Re: [PATCH v2 1/5] sched/fair: Reorder enqueue/dequeue_task_fair path

From: Dietmar Eggemann
Date: Thu Feb 20 2020 - 08:39:05 EST


On 19/02/2020 17:26, Vincent Guittot wrote:
> On Wed, 19 Feb 2020 at 12:07, Dietmar Eggemann <dietmar.eggemann@xxxxxxx> wrote:
>>
>> On 18/02/2020 15:15, Vincent Guittot wrote:
>>> On Tue, 18 Feb 2020 at 14:22, Peter Zijlstra <peterz@xxxxxxxxxxxxx> wrote:
>>>>
>>>> On Tue, Feb 18, 2020 at 01:37:37PM +0100, Dietmar Eggemann wrote:
>>>>> On 14/02/2020 16:27, Vincent Guittot wrote:
>>>>>> The walk through the cgroup hierarchy during the enqueue/dequeue of a task
>>>>>> is split in 2 distinct parts for throttled cfs_rq without any added value
>>>>>> but making code less readable.
>>>>>>
>>>>>> Change the code ordering such that everything related to a cfs_rq
>>>>>> (throttled or not) will be done in the same loop.
>>>>>>
>>>>>> In addition, the same steps ordering is used when updating a cfs_rq:
>>>>>> - update_load_avg
>>>>>> - update_cfs_group
>>>>>> - update *h_nr_running
>>>>>
>>>>> Is this code change really necessary? You pay with two extra goto's.

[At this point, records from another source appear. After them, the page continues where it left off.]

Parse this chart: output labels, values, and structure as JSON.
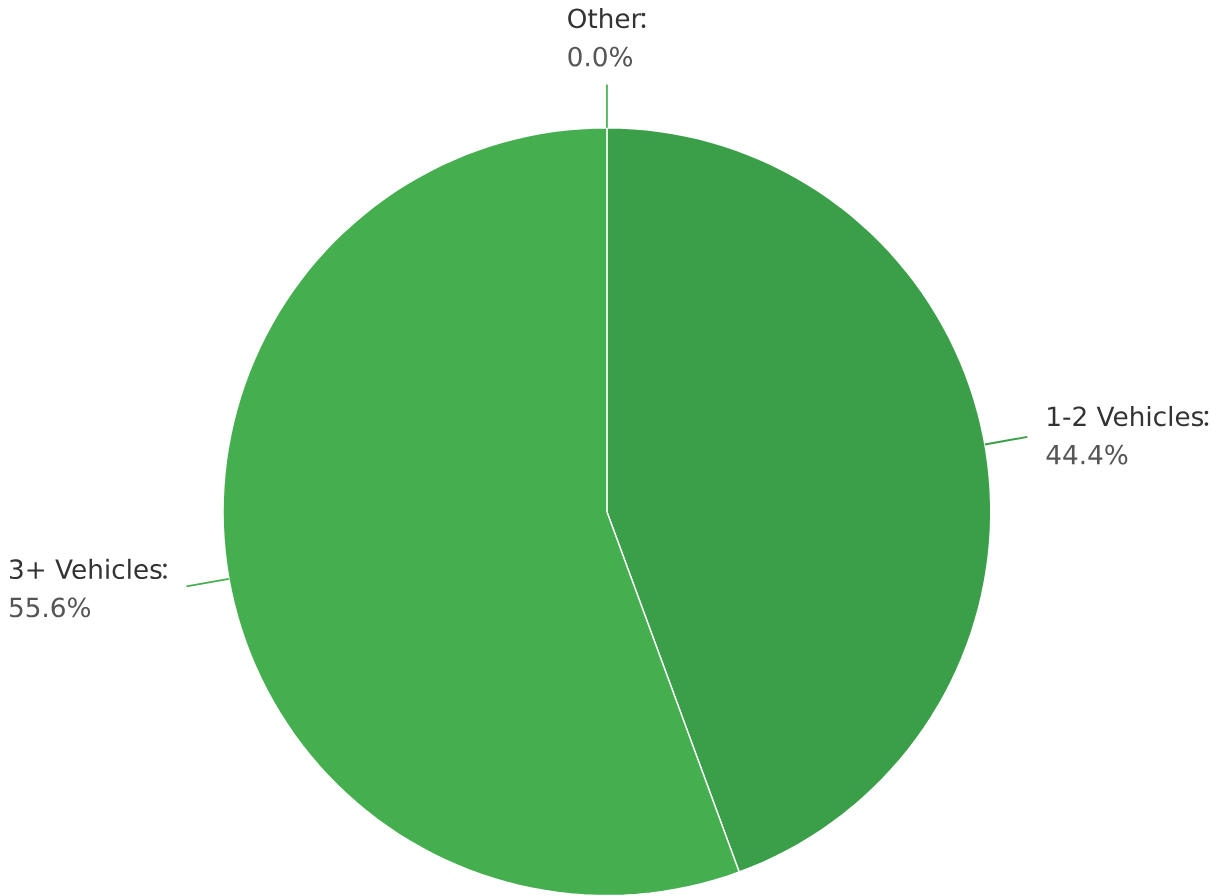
{
  "chart_data": {
    "type": "pie",
    "categories": [
      "1-2 Vehicles",
      "3+ Vehicles",
      "Other"
    ],
    "values": [
      44.4,
      55.6,
      0.0
    ],
    "value_labels": [
      "44.4%",
      "55.6%",
      "0.0%"
    ],
    "colors": [
      "#3a9f48",
      "#45ae4f",
      "#4cb85a"
    ]
  }
}
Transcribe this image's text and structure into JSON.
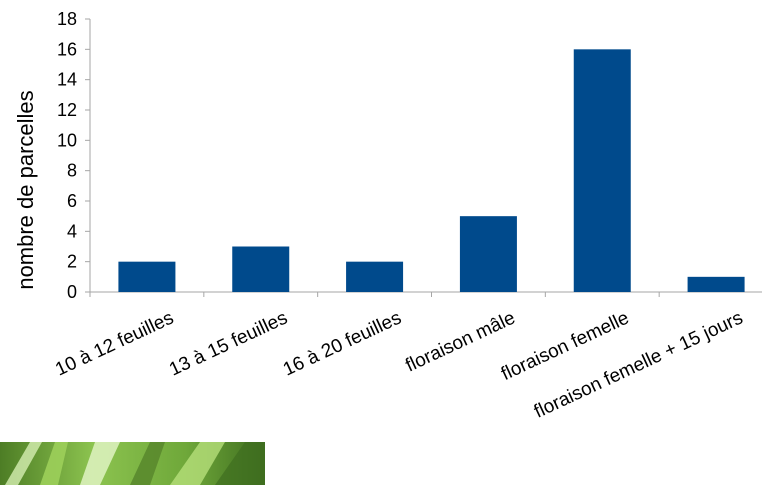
{
  "chart_data": {
    "type": "bar",
    "categories": [
      "10 à 12 feuilles",
      "13 à 15 feuilles",
      "16 à 20  feuilles",
      "floraison mâle",
      "floraison femelle",
      "floraison femelle + 15 jours"
    ],
    "values": [
      2,
      3,
      2,
      5,
      16,
      1
    ],
    "xlabel": "",
    "ylabel": "nombre  de parcelles",
    "ylim": [
      0,
      18
    ],
    "yticks": [
      0,
      2,
      4,
      6,
      8,
      10,
      12,
      14,
      16,
      18
    ],
    "grid": false,
    "legend": "none",
    "bar_color": "#004a8c",
    "axis_color": "#a6a6a6"
  },
  "photo": {
    "icon": "corn-leaves-photo",
    "colors": [
      "#5a8a2e",
      "#9ccf5a",
      "#d6efb3",
      "#3f6e1f"
    ]
  }
}
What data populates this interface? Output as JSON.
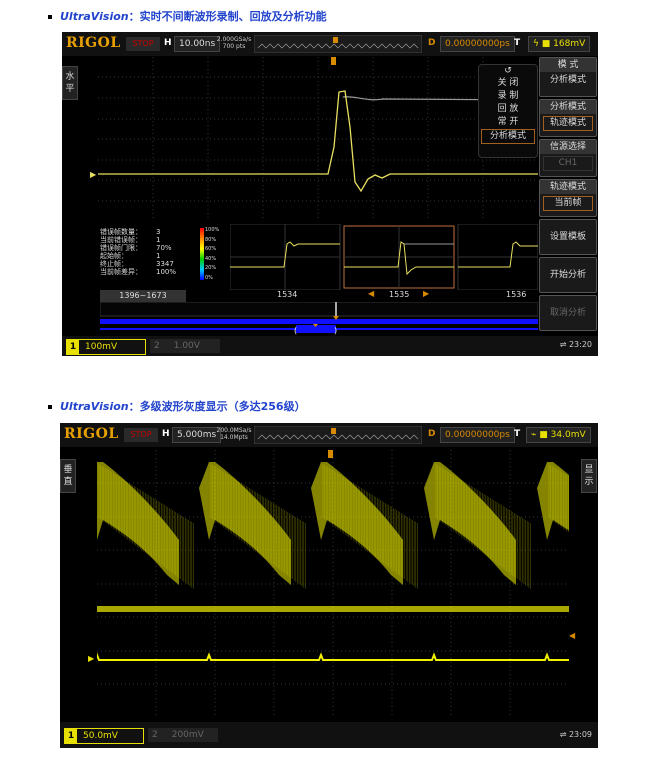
{
  "sections": [
    {
      "heading_brand": "UltraVision",
      "heading_text": "：实时不间断波形录制、回放及分析功能"
    },
    {
      "heading_brand": "UltraVision",
      "heading_text": "：多级波形灰度显示（多达256级）"
    }
  ],
  "scope1": {
    "logo": "RIGOL",
    "run_state": "STOP",
    "h_label": "H",
    "timebase": "10.00ns",
    "sample_rate": "2.000GSa/s",
    "memory_depth": "700 pts",
    "delay_label": "D",
    "delay": "0.00000000ps",
    "trigger_label": "T",
    "trigger_level": "168mV",
    "left_tab": "水平",
    "side_tab": "波形录制",
    "popup": {
      "items": [
        "关 闭",
        "录 制",
        "回 放",
        "常 开",
        "分析模式"
      ],
      "selected": "分析模式"
    },
    "menu": [
      {
        "title": "模 式",
        "value": "分析模式"
      },
      {
        "title": "分析模式",
        "value": "轨迹模式"
      },
      {
        "title": "信源选择",
        "value": "CH1"
      },
      {
        "title": "轨迹模式",
        "value": "当前帧"
      },
      {
        "title": "设置模板"
      },
      {
        "title": "开始分析"
      },
      {
        "title": "取消分析"
      }
    ],
    "stats": [
      {
        "k": "错误帧数量：",
        "v": "3"
      },
      {
        "k": "当前错误帧：",
        "v": "1"
      },
      {
        "k": "错误帧门限：",
        "v": "70%"
      },
      {
        "k": "起始帧：",
        "v": "1"
      },
      {
        "k": "终止帧：",
        "v": "3347"
      },
      {
        "k": "当前帧差异：",
        "v": "100%"
      }
    ],
    "color_scale": [
      "100%",
      "80%",
      "60%",
      "40%",
      "20%",
      "0%"
    ],
    "frame_range": "1396~1673",
    "frames": [
      "1534",
      "1535",
      "1536"
    ],
    "ch1_scale": "100mV",
    "ch2_label": "2",
    "ch2_scale": "1.00V",
    "clock": "23:20",
    "colors": {
      "trace": "#e8e060",
      "accent": "#d88a00",
      "nav_bar": "#1010ff"
    }
  },
  "scope2": {
    "logo": "RIGOL",
    "run_state": "STOP",
    "h_label": "H",
    "timebase": "5.000ms",
    "sample_rate": "200.0MSa/s",
    "memory_depth": "14.0Mpts",
    "delay_label": "D",
    "delay": "0.00000000ps",
    "trigger_label": "T",
    "trigger_level": "34.0mV",
    "left_tab": "垂直",
    "right_tab": "显示",
    "ch1_scale": "50.0mV",
    "ch2_label": "2",
    "ch2_scale": "200mV",
    "clock": "23:09",
    "colors": {
      "trace": "#f0f000"
    }
  }
}
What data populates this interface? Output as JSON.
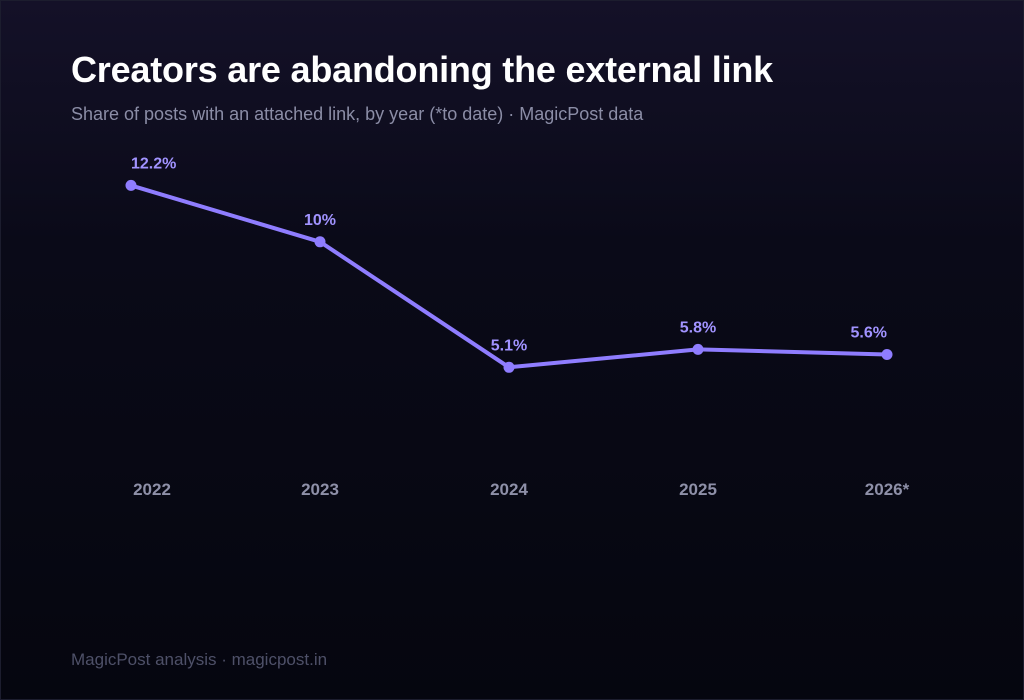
{
  "header": {
    "title": "Creators are abandoning the external link",
    "subtitle": "Share of posts with an attached link, by year (*to date) · MagicPost data"
  },
  "footer": {
    "source": "MagicPost analysis · magicpost.in"
  },
  "colors": {
    "line": "#8f7dff",
    "label": "#a193ff",
    "tick": "#8e90a8"
  },
  "chart_data": {
    "type": "line",
    "categories": [
      "2022",
      "2023",
      "2024",
      "2025",
      "2026*"
    ],
    "values": [
      12.2,
      10,
      5.1,
      5.8,
      5.6
    ],
    "value_labels": [
      "12.2%",
      "10%",
      "5.1%",
      "5.8%",
      "5.6%"
    ],
    "title": "Creators are abandoning the external link",
    "xlabel": "",
    "ylabel": "",
    "ylim": [
      0,
      16
    ],
    "grid": false,
    "legend": "none"
  }
}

We
>>>>> still have the two for_each_sched_entity(se)'s because of 'if
>>>>> (se->on_rq); break;'.
>>>>
>>>> IIRC he relies on the presented ordering in patch #5 -- adding the
>>>> running_avg metric.
>>>
>>> Yes, that's the main reason, updating load_avg before h_nr_running
>>
>> My hunch is you refer to the new function:
>>
>> static inline void se_update_runnable(struct sched_entity *se)
>> {
>> if (!entity_is_task(se))
>> se->runnable_weight = se->my_q->h_nr_running;
>> }
>>
>> I don't see the dependency to the 'update_load_avg -> h_nr_running'
>> order since it operates on se->my_q, not cfs_rq = cfs_rq_of(se), i.e.
>> se->cfs_rq.
>>
>> What do I miss here?
>
> update_load_avg() updates both se and cfs_rq so if you update
> cfs_rq->h_nr_running before calling update_load_avg() like in the 2nd
> for_each_sched_entity, you will update cfs_rq runnable_avg for the
> past time slot with the new h_nr_running value instead of the previous
> value.

Ah, now I see:

update_load_avg()
update_cfs_rq_load_avg()
__update_load_avg_cfs_rq()
___update_load_sum(..., cfs_rq->h_nr_running, ...)

^^^^^^^^^^^^^^^^^^^^

Not really obvious IMHO, since the code is introduced only in 4/5.

Could you add a comment to this patch header?

I see you mentioned this dependency already in v1 discussion

https://lore.kernel.org/r/CAKfTPtAM=kgF7Fz-JKFY+s_k5KFirs-8Bub3s1Eqtq7P0NMa0w@xxxxxxxxxxxxxx

"... But the following patches make PELT using h_nr_running ...".

IMHO it would be helpful to have this explanation in the 1/5 patch
header so people stop wondering why this is necessary.